İşte o günden sonra gözler, üzerinde, bazılarının “hristiyan kitsch sanatının Kiklop’u” olarak gördüğü, 150 metre yüksekliğinde betondan bir haç bulunan Valle de los Caídos’a (Şehitler Vadisine) çevrildi. Bu vadideki mezarlık 1 Nisan 1959 yılında Franco tarafından sanki 1 Nisan şakası gibi iç savaşta ölen ve her iki tarafa ait maktullerin olduğu iç savaşın üzerini örten bir anıt olarak açılmış. İç savaşta öldüğü iddaa edilen ve hangi taraftan olduğu tam olarak belirtilmemiş 33 872 kişinin yattığı ve pek çok maktulün akrabalarından izin dahi alınmadan mezarlarının taşındığı, İspanya’nın en büyük toplu mezarı diye anabileceğimiz bu “Şehitler Vadisi” Franco’nun yanında İspanyol Falanjizminin kurucusu José Antonio Primo de Rivera’nın anıt mezarlarının da bulunduğu bir vadi.

Geçtiğimiz 24 Ağustos’ta yayımlanan ve 13 Eylül günü İspanyol Parlamentosu’nun da onayını alan bu genelgenin İspanyanın gündemine düştüğünden beri bu anıt mezarlıkta rehberlik yapan bir genç kızın El Pais gazetesine verdiği bir röportajdan da anlıyoruz ki “Şehitler Vadisi” son günlerde şimdiye kadar sahip olmadığı rekor bir ziyaretçi akınına uğramış. Bunlar arasında Franco’nun mezarı üzerinde zıplayan gençlerden, onu ve Falanjist lideri ziyaret edip marşlar okuyan faşistlere kadar pek çok kişi varmış.

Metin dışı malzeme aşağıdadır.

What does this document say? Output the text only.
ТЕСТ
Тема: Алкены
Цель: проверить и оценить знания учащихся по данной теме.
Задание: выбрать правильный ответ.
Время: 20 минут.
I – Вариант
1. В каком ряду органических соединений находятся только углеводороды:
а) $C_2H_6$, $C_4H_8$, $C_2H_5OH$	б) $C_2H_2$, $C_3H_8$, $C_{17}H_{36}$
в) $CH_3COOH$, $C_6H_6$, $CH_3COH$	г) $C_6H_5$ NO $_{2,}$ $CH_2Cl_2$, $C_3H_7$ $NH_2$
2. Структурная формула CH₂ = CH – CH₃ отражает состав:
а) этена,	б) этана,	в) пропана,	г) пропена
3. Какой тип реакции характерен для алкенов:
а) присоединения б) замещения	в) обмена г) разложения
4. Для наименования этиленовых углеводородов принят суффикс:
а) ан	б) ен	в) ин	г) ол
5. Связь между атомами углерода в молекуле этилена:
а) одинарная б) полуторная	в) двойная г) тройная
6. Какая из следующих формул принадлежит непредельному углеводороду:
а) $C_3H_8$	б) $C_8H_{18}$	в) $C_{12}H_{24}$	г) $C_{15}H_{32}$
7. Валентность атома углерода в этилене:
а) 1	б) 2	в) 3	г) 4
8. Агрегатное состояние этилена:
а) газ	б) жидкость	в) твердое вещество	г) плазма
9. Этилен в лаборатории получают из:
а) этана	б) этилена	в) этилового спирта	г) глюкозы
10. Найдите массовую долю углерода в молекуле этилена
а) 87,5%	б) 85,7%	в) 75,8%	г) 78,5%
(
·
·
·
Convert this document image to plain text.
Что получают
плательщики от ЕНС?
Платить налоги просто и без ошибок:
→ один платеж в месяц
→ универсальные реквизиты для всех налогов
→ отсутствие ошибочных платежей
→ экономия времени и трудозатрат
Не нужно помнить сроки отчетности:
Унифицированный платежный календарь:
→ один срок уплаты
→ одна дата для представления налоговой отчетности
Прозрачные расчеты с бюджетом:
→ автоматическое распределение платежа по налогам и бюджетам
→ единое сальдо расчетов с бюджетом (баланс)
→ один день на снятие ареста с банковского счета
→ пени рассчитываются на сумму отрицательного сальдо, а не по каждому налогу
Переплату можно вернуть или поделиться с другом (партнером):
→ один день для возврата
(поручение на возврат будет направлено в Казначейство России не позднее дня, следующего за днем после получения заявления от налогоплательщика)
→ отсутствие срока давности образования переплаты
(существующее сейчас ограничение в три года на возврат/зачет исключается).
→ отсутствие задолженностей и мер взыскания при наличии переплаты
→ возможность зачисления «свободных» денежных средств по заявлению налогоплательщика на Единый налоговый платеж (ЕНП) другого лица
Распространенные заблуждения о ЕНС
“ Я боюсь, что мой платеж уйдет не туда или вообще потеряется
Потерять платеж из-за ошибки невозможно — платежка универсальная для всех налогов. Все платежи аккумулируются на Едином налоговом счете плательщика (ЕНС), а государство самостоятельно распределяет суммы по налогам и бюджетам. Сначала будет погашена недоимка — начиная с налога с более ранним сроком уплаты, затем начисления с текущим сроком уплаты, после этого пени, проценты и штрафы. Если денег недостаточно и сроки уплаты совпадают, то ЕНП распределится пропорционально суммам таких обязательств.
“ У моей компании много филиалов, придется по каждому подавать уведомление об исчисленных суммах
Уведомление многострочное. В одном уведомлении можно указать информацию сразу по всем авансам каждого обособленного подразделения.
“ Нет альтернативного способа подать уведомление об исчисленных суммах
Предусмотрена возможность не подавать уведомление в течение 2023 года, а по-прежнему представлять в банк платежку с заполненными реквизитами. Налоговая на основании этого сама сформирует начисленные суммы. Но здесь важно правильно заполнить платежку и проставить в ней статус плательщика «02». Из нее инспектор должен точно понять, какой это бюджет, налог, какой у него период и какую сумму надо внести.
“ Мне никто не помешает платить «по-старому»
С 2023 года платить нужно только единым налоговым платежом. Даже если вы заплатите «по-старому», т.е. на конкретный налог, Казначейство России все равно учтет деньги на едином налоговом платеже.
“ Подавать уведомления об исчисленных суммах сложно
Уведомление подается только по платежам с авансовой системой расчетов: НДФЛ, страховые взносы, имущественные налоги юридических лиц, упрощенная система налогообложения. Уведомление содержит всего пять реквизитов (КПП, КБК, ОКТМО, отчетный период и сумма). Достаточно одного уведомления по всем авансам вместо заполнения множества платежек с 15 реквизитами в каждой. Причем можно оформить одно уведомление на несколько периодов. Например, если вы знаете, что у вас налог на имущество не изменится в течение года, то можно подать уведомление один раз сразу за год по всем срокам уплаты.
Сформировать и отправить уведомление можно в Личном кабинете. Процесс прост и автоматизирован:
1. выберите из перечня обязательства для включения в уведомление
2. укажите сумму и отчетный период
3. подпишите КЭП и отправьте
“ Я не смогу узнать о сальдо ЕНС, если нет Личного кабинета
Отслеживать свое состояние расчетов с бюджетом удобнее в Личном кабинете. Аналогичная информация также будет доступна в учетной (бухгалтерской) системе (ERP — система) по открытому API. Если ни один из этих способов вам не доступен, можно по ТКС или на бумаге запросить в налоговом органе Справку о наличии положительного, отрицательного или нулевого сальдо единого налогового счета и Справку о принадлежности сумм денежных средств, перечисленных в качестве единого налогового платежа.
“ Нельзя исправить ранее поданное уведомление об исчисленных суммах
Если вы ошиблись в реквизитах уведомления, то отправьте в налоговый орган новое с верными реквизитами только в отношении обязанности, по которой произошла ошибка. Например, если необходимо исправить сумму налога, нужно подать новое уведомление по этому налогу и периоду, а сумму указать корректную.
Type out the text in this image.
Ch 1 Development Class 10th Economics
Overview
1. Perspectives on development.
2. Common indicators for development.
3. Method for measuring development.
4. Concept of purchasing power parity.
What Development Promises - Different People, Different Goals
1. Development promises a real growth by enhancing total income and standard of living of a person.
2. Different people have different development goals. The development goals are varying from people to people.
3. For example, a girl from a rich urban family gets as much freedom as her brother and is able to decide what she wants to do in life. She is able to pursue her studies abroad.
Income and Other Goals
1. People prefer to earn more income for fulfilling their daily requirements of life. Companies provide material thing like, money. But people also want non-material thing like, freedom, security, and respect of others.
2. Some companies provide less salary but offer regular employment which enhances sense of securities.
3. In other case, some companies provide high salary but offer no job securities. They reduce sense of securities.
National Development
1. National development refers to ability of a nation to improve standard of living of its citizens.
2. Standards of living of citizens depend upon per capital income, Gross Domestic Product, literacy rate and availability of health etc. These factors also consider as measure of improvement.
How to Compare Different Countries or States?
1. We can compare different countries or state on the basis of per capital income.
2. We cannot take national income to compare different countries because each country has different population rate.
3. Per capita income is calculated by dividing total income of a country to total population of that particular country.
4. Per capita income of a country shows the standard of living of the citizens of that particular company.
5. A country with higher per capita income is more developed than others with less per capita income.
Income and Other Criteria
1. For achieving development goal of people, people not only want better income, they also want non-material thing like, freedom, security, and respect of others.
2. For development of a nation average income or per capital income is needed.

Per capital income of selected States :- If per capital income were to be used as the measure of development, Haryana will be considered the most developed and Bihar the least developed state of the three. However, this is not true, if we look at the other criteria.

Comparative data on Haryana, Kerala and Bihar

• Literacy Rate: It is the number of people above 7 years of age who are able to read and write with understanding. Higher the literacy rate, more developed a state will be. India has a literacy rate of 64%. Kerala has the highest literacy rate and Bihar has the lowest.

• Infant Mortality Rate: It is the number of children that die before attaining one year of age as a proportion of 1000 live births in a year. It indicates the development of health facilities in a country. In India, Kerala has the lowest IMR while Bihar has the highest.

Pedro Sánchez’in “Bu kararla İspanya tarihi bir adım attı, demokrasimiz bugün çok daha güçlü” diye açıklama yapmasına karşılık Franco’nun ailesi “her türlü hukuksal ve toplumsal etkinliklerle” hükümetin bu kararına karşı çıkacaklarını açıkladı. Bu arada Salamanca’nın Águeda kasabasının belediye başkanı gibi yakıldıktan sonra külleri bizim kasabamıza getirilsin diye aileye baş vuran ve bu olaydan bir çıkar elde etmeye çalışanlar da var. Bir de geçtiğimiz hafta sonu bu Şehitler Vadisi'nde bulunan kilisedeki ayin sırasında bir konuşma yapan Anıt Mezarlığın dini lideri “Bir toplum İsa’nın yolundan ayrıldığı zaman ancak şimdi yaşıyor olduğumuz gibi; nefret, hırs, yalan ve intikam arzusu içine düşebilir” diyerek hükümetin almış olduğu kararı eleştirmekten de geri kalmadı. Tabii ki zaten bu konuda radikal sağcı dindarların görüşleri belli. Önümüzdeki günler bakalım bu konuda nelere gebe.

Ben 20 yılını İspanya’da geçirmiş bir Türk olarak eminim ki İspanya dünyaya bir diktatörü silmenin ne olduğunu tüm görkemiyle gösterecek. Darısı tüm diğer dünya diktatörlerinin başına diyelim.